Vanilla GRPO converges to mostly hacking (hack 0.613, solve 0.101 = base rate, so essentially zero solve improvement). Every routeV arm suppresses substantially:
- H2 absorption confirmed: even random-V (prog_wide, 0.101) cuts vanilla's 0.613 by 6x. The quarantine knob alone suppresses regardless of direction.
- H4 marginal direction gain: authored (0.076) < prog_wide (0.101) -- pair content adds ~2.5pp on top of absorption. Authored direction matters for the margin, not the bulk.
- Granularity matters most: per-token 0.042 is a 15x reduction vs vanilla (0.613), and is the only arm that also lifts solve above base (0.143 vs 0.101).

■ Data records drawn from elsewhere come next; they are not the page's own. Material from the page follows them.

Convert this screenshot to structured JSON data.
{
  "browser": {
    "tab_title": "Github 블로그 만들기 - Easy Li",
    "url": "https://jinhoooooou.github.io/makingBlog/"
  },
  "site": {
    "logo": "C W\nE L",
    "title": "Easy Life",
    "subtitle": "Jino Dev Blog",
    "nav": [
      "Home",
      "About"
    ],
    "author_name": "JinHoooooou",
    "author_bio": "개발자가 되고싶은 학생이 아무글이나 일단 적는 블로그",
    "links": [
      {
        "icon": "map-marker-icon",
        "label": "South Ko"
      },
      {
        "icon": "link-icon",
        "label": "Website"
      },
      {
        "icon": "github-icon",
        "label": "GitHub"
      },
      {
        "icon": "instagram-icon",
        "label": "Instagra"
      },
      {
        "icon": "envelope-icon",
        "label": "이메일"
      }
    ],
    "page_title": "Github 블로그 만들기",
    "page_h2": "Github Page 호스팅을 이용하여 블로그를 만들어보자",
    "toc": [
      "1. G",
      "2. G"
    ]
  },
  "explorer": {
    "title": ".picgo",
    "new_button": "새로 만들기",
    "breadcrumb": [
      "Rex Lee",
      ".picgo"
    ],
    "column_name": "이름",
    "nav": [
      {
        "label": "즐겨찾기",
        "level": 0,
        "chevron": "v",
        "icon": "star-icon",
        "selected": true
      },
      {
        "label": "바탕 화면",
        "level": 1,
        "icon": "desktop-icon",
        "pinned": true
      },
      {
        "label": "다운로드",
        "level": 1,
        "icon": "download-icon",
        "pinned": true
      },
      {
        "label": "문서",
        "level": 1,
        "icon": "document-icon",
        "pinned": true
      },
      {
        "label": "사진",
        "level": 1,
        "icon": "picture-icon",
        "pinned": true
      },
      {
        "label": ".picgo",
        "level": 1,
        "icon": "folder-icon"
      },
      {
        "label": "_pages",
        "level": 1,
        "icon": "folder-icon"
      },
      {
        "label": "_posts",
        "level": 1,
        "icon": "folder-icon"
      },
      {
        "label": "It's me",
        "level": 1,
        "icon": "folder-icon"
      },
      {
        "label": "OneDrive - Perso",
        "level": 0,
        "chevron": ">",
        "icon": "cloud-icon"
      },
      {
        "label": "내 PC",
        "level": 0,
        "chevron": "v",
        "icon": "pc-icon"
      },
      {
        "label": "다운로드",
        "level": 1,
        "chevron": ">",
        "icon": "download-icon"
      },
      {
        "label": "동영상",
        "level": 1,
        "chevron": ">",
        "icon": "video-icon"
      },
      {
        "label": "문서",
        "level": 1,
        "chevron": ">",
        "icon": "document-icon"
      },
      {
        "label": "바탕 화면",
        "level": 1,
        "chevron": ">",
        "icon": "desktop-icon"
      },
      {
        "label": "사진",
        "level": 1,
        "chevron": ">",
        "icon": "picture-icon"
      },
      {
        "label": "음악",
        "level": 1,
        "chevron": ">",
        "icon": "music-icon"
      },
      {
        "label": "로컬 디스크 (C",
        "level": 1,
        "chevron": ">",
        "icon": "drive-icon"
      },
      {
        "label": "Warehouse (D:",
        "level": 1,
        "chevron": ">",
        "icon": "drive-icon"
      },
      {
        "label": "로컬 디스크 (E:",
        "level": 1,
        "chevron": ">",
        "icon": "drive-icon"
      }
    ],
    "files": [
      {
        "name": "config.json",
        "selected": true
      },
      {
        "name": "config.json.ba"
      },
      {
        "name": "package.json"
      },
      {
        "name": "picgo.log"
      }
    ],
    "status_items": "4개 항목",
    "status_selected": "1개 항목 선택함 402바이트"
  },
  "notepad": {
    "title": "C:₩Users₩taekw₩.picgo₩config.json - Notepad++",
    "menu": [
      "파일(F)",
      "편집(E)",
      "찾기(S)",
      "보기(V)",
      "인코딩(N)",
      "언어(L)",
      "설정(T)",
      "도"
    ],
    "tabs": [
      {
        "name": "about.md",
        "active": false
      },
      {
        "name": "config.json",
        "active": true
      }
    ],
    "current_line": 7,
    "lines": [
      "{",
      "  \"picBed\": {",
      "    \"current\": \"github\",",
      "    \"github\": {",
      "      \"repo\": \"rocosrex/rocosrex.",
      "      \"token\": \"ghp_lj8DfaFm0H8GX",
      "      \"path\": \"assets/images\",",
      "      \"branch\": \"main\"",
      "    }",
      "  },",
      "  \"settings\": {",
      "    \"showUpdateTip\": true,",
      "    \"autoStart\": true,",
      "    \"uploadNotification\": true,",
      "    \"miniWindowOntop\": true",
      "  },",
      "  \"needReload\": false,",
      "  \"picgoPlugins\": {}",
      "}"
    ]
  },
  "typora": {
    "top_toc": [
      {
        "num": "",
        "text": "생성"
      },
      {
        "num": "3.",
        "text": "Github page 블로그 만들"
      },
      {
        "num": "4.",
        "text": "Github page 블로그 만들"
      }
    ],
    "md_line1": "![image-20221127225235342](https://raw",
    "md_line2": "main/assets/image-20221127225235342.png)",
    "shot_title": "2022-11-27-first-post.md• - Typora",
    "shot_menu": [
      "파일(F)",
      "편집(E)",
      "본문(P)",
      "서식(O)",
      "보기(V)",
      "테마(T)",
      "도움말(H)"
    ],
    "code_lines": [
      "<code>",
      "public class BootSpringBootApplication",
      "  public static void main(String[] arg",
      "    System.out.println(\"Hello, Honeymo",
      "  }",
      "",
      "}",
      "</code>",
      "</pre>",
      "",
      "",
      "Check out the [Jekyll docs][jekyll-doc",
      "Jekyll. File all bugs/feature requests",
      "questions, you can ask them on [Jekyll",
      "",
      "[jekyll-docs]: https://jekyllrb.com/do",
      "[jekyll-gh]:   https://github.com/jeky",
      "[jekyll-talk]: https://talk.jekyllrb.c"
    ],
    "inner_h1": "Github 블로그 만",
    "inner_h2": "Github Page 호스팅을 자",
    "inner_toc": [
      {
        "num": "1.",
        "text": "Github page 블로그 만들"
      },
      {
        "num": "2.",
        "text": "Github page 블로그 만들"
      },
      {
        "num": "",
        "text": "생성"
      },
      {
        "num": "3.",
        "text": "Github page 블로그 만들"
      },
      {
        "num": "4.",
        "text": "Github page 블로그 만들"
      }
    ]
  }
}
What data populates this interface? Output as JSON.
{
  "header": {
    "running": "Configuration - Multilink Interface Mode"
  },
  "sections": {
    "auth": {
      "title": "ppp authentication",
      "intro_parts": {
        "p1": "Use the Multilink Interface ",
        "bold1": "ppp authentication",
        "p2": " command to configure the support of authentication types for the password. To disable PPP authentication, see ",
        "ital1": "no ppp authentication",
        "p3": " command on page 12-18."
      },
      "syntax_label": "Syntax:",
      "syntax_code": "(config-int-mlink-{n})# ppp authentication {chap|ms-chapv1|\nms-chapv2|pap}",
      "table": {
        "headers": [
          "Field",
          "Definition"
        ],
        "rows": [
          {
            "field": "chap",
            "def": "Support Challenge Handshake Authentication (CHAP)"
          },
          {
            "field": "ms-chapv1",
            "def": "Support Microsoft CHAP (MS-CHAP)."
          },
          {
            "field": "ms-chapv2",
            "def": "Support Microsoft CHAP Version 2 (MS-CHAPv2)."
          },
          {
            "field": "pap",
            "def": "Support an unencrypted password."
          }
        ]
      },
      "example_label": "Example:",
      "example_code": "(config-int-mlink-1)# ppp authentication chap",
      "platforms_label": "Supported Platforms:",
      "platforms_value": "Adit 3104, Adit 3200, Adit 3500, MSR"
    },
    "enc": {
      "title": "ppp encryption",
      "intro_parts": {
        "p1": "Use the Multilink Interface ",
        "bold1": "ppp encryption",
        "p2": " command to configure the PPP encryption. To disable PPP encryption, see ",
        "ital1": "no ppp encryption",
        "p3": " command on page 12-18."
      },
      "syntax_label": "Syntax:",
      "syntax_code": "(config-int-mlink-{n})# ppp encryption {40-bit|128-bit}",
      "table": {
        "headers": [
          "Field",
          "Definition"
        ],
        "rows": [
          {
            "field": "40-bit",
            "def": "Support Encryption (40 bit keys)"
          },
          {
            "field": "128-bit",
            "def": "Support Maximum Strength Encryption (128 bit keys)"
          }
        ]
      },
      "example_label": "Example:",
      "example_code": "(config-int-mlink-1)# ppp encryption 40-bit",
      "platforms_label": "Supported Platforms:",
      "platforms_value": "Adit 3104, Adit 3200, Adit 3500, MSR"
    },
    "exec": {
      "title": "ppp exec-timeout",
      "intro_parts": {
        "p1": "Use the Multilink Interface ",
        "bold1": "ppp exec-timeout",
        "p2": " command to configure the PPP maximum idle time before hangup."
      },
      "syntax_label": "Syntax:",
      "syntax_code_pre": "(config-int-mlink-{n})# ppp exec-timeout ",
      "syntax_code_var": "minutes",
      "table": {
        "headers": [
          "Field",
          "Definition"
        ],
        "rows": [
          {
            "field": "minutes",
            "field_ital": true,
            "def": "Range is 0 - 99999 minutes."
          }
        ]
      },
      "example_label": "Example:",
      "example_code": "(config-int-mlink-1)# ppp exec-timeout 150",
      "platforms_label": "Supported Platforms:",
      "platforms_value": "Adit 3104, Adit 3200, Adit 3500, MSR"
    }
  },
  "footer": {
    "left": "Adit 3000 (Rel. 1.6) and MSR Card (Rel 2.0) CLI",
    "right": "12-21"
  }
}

- Vanilla solve = base solve (0.101): GRPO without intervention learns almost entirely hacks, not genuine solutions -- the problem it was meant to solve is severe.
Pairs separability (orthogonal, job 17): authored_all p@10=0.70 beats prog_wide 0.20
(out/diag/pairs_compare.csv). Waiting on: base (job 23, running) and no-loophole
ceiling (job 24) to anchor the paper comparison table.
Training-rout note (not deploy): grad-cosine routing cliffs (0.63@step6 -> 0.09@step20, GRPO
advantage flattening); act_vote sustains late (0.88@step17) by gating on activations -- see
RESEARCH_JOURNAL 2026-06-08. Whether that converts to deploy suppression is what job 19 tests.
Dynamics note (sizing the convergence test)
Per-step trajectories (mix=0.125 g8, seed 41): hack_s rises 0→~0.6-0.75 and
plateaus by step ~13-16; gt_s (solve) stays noisy-flat at ~0.1-0.5 the
whole run, it never climbs. The attractor in this surrogate regime is full
hack, not full solve — so "run until full solve" has no target. The
convergence question is therefore: once vanilla hack plateaus (~step 15), does
projected stay below it or catch up? A 60-step run (~2.2h at g8) sees 3x past
the plateau; a 1000-step run (~36h) is wasteful.
Open / queued (no result yet)
- convergence at ≥3 seeds (#121): the n=1 seed-42 run (Q11) shows the gap closing by step 60, but that could be a seed-42 high-hack draw. Need 2+ more seeds before concluding the suppression erodes vs survives.
- pairset content at ≥3 seeds (#122): Q10's mechanism>framing>placebo
ordering is n=1 per row; replicate
prog_wideand the placebo on 2+ seeds. - route arm at scale (#182): running; validates routing's ablated-eval hack<kept on Qwen3-4B before the 3-way none/erase/route cells (#130).
- k-slice (k=1/2/5): only smoke-tested, no 4B results.
- Stage 2/3 cross-mechanism generalisation: the load-bearing test -- extract v_hack from hack A, check it stops the unknown hack B the student would otherwise learn. Q10 (held-out framing) is a weaker cousin.